Think of this analogy: vegetables don’t always taste great unless they are cooked. Furthermore, these vegetables won’t be loved unless they are cooked to reveal the right color and consistency thus making them appetizing. Likewise, for the best response to your marketing programs, interactions should be “cooked” according to your customers’ particular preference. It is a challenging task to understand your customers’ behavior and to forecast marketing performance appropriately based upon the potential outcomes of this behavior. Analysis plays a critical role in this process.

First, the structure of data decisively affects what kind of analysis can be brought to the table. Customer interaction analysis demands information about customer behavior, such as how they react to a certain product continuously, how they respond to a marketing campaign program in mail, email and phone, and so on. Also, demographic information is an important building block in this analysis. For example, I intended to initiate an analytical model for a client that has a combination of B-to-B and B-to-C business. As a healthcare company, its targeted customer includes non-profit and for-profit business entities and individuals. A behaviorally-driven customer analysis and marketing segments will drive the marketing campaign to be more efficient and cost-effective, as our client also recognizes. However, no real analysis can be carried out at this point, because little behavioral information is available from the current database. Now, we are using the campaign and business intelligence tools to create the behavioral-tracking system and accumulate information for future analytical modeling.

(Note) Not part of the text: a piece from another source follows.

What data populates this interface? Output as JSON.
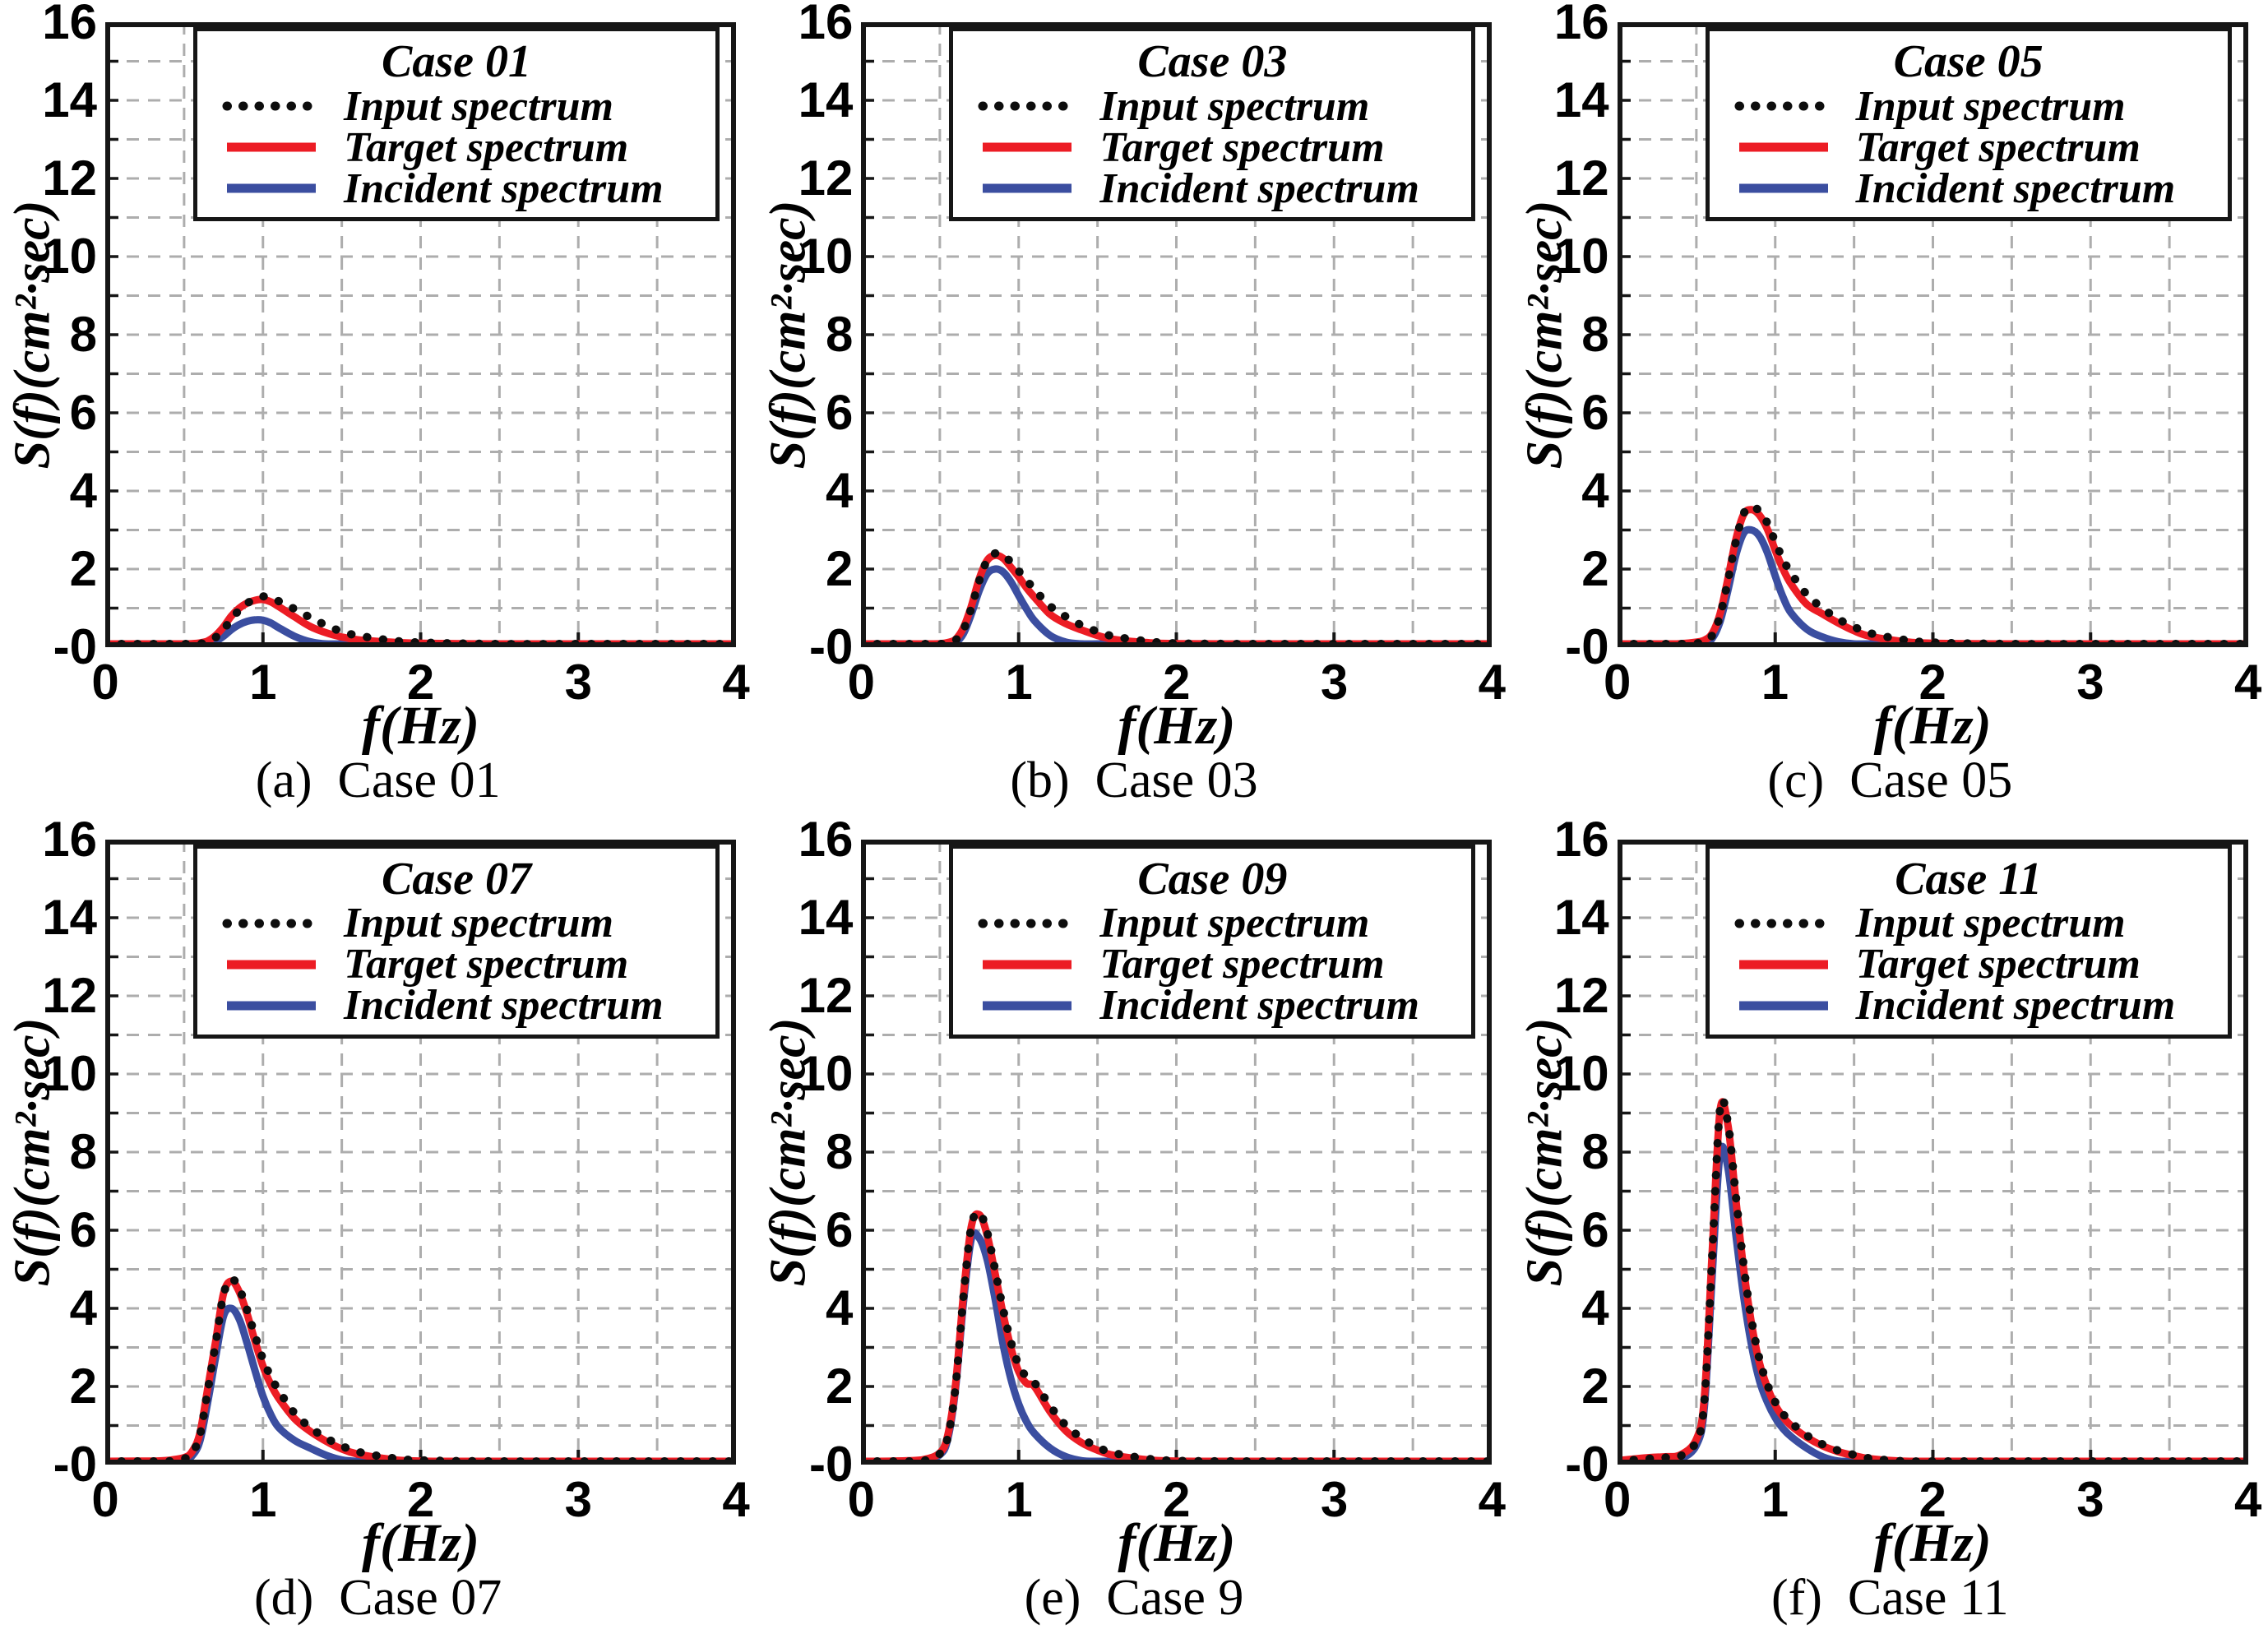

Secondly, selecting the right analytical tool can be equally tricky. Economic analysis assumes consumers are uniform and that they get satisfaction from increasing their monetary income. This classic interpretation of human nature encourages the marketing sector to make economic decisions at a strategic level. For example, game theory teaches marketing decision-makers how to compete against its rivals strategically. The popular author Gary Gagliardi wrote a series of strategy books, as did Sun Tzu in The Art of War, the world’s oldest philosophy of strategic decision-making. The in-depth marketing modeling technique, including econometrics, regression analysis, ANOVA, and multivariate analysis are all built upon basic economic assumptions. Statistical methods and econometrics are used widely in marketing analysis today.

On the other hand, behavioral scientists interpret human behavior from a different perspective and psychological measurement theory doesn’t agree with statistical methods. They emphasize individual differences and focus on measuring human’s un-monetary utility and performance. For example, meta-analysis is one of the most popular methods in measuring behavior and tails out measurement errors. In real business, we actually have more choices and can use two perspectives in our analytical work. For large customer bases, economic and statistical methods are more efficient and useful. For small customer bases with dynamic survey results available, we may also try to use the psychological measurement methods to gain other insights about customer behavior.

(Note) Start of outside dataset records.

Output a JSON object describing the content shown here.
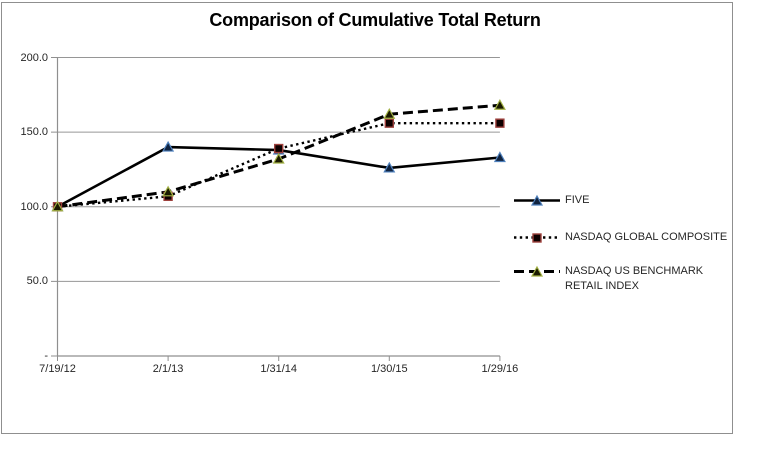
{
  "chart_data": {
    "type": "line",
    "title": "Comparison of Cumulative Total Return",
    "categories": [
      "7/19/12",
      "2/1/13",
      "1/31/14",
      "1/30/15",
      "1/29/16"
    ],
    "series": [
      {
        "name": "FIVE",
        "values": [
          100.0,
          140.0,
          138.0,
          126.0,
          133.0
        ],
        "line_style": "solid",
        "line_color": "#000000",
        "marker": "triangle",
        "marker_fill": "#10233f",
        "marker_stroke": "#4f81bd"
      },
      {
        "name": "NASDAQ GLOBAL COMPOSITE",
        "values": [
          100.0,
          107.0,
          139.0,
          156.0,
          156.0
        ],
        "line_style": "dotted",
        "line_color": "#000000",
        "marker": "square",
        "marker_fill": "#0d0000",
        "marker_stroke": "#9e413d"
      },
      {
        "name": "NASDAQ US BENCHMARK RETAIL INDEX",
        "values": [
          100.0,
          110.0,
          132.0,
          162.0,
          168.0
        ],
        "line_style": "dashed",
        "line_color": "#000000",
        "marker": "triangle",
        "marker_fill": "#1a1a00",
        "marker_stroke": "#a2b144"
      }
    ],
    "ylim": [
      0,
      200
    ],
    "yticks": [
      {
        "value": 200,
        "label": "200.0"
      },
      {
        "value": 150,
        "label": "150.0"
      },
      {
        "value": 100,
        "label": "100.0"
      },
      {
        "value": 50,
        "label": "50.0"
      },
      {
        "value": 0,
        "label": "-"
      }
    ],
    "grid": "horizontal",
    "legend_position": "right",
    "colors": {
      "grid": "#969696",
      "axis": "#8f8f8f",
      "frame": "#8f8f8f",
      "text": "#262626",
      "title": "#000000",
      "background": "#ffffff"
    }
  },
  "legend": {
    "entries": [
      {
        "series": "FIVE",
        "lines": [
          "FIVE"
        ]
      },
      {
        "series": "NASDAQ GLOBAL COMPOSITE",
        "lines": [
          "NASDAQ GLOBAL COMPOSITE"
        ]
      },
      {
        "series": "NASDAQ US BENCHMARK RETAIL INDEX",
        "lines": [
          "NASDAQ US BENCHMARK",
          "RETAIL INDEX"
        ]
      }
    ]
  }
}
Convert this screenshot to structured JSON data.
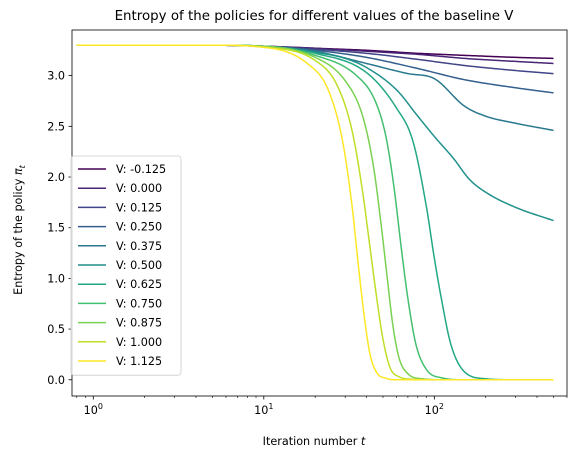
{
  "chart_data": {
    "type": "line",
    "title": "Entropy of the policies for different values of the baseline V",
    "xlabel": "Iteration number",
    "xlabel_var": "t",
    "ylabel": "Entropy of the policy",
    "ylabel_var": "π",
    "ylabel_sub": "t",
    "xscale": "log",
    "xlim": [
      0.75,
      600
    ],
    "ylim": [
      -0.16,
      3.45
    ],
    "x_ticks": [
      {
        "value": 1,
        "base": "10",
        "exp": "0"
      },
      {
        "value": 10,
        "base": "10",
        "exp": "1"
      },
      {
        "value": 100,
        "base": "10",
        "exp": "2"
      }
    ],
    "y_ticks": [
      {
        "value": 0.0,
        "label": "0.0"
      },
      {
        "value": 0.5,
        "label": "0.5"
      },
      {
        "value": 1.0,
        "label": "1.0"
      },
      {
        "value": 1.5,
        "label": "1.5"
      },
      {
        "value": 2.0,
        "label": "2.0"
      },
      {
        "value": 2.5,
        "label": "2.5"
      },
      {
        "value": 3.0,
        "label": "3.0"
      }
    ],
    "legend_position": "lower-left",
    "series": [
      {
        "name": "V: -0.125",
        "color": "#440154",
        "x": [
          0.8,
          5,
          10,
          20,
          40,
          80,
          150,
          300,
          500
        ],
        "y": [
          3.3,
          3.3,
          3.29,
          3.27,
          3.25,
          3.22,
          3.2,
          3.18,
          3.17
        ]
      },
      {
        "name": "V: 0.000",
        "color": "#482475",
        "x": [
          0.8,
          5,
          10,
          20,
          40,
          80,
          150,
          300,
          500
        ],
        "y": [
          3.3,
          3.3,
          3.29,
          3.27,
          3.24,
          3.21,
          3.17,
          3.14,
          3.12
        ]
      },
      {
        "name": "V: 0.125",
        "color": "#414487",
        "x": [
          0.8,
          5,
          10,
          20,
          40,
          80,
          150,
          300,
          500
        ],
        "y": [
          3.3,
          3.3,
          3.29,
          3.26,
          3.22,
          3.16,
          3.1,
          3.05,
          3.02
        ]
      },
      {
        "name": "V: 0.250",
        "color": "#355f8d",
        "x": [
          0.8,
          5,
          10,
          20,
          40,
          80,
          150,
          300,
          500
        ],
        "y": [
          3.3,
          3.3,
          3.29,
          3.25,
          3.18,
          3.07,
          2.96,
          2.88,
          2.83
        ]
      },
      {
        "name": "V: 0.375",
        "color": "#2a788e",
        "x": [
          0.8,
          5,
          10,
          20,
          40,
          70,
          100,
          150,
          200,
          300,
          500
        ],
        "y": [
          3.3,
          3.3,
          3.29,
          3.24,
          3.12,
          3.02,
          2.97,
          2.7,
          2.6,
          2.53,
          2.46
        ]
      },
      {
        "name": "V: 0.500",
        "color": "#21918c",
        "x": [
          0.8,
          5,
          10,
          20,
          30,
          40,
          60,
          80,
          100,
          130,
          160,
          200,
          300,
          500
        ],
        "y": [
          3.3,
          3.3,
          3.29,
          3.23,
          3.17,
          3.08,
          2.86,
          2.6,
          2.4,
          2.18,
          1.98,
          1.85,
          1.7,
          1.57
        ]
      },
      {
        "name": "V: 0.625",
        "color": "#22a884",
        "x": [
          0.8,
          5,
          10,
          20,
          40,
          60,
          75,
          90,
          100,
          110,
          125,
          150,
          200,
          300,
          500
        ],
        "y": [
          3.3,
          3.3,
          3.29,
          3.22,
          3.03,
          2.68,
          2.35,
          1.7,
          1.2,
          0.8,
          0.35,
          0.08,
          0.01,
          0.0,
          0.0
        ]
      },
      {
        "name": "V: 0.750",
        "color": "#44bf70",
        "x": [
          0.8,
          5,
          10,
          20,
          35,
          45,
          52,
          58,
          64,
          70,
          78,
          90,
          110,
          150,
          500
        ],
        "y": [
          3.3,
          3.3,
          3.29,
          3.2,
          3.0,
          2.75,
          2.4,
          1.9,
          1.3,
          0.8,
          0.35,
          0.1,
          0.02,
          0.0,
          0.0
        ]
      },
      {
        "name": "V: 0.875",
        "color": "#7ad151",
        "x": [
          0.8,
          5,
          10,
          20,
          30,
          38,
          44,
          49,
          53,
          57,
          62,
          70,
          85,
          120,
          500
        ],
        "y": [
          3.3,
          3.3,
          3.29,
          3.18,
          2.95,
          2.6,
          2.1,
          1.5,
          1.0,
          0.55,
          0.22,
          0.06,
          0.01,
          0.0,
          0.0
        ]
      },
      {
        "name": "V: 1.000",
        "color": "#bddf26",
        "x": [
          0.8,
          5,
          10,
          20,
          27,
          33,
          38,
          42,
          46,
          50,
          55,
          62,
          75,
          100,
          500
        ],
        "y": [
          3.3,
          3.3,
          3.28,
          3.15,
          2.9,
          2.45,
          1.85,
          1.3,
          0.8,
          0.4,
          0.12,
          0.03,
          0.005,
          0.0,
          0.0
        ]
      },
      {
        "name": "V: 1.125",
        "color": "#fde725",
        "x": [
          0.8,
          5,
          10,
          18,
          24,
          29,
          33,
          36,
          39,
          42,
          46,
          52,
          60,
          80,
          500
        ],
        "y": [
          3.3,
          3.3,
          3.28,
          3.12,
          2.85,
          2.35,
          1.7,
          1.1,
          0.6,
          0.25,
          0.07,
          0.015,
          0.0,
          0.0,
          0.0
        ]
      }
    ]
  }
}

There is no rule of thumb for developing the best model among the variety of analytical tools. The only thing that is clear is that people understand themselves less than they think. What CEA gives us is not only the ability to impact customer interactions and improve marketing performance, but also to deepen our understanding of human nature and how decision-making is affected by a variety of environmental factors. Analysis is not only a science, but also an art, like cooking. It enables us to walk in our customers’ shoes and translate data into a cost-effective marketing plan that delivers a greater amount of strategic value to our customers.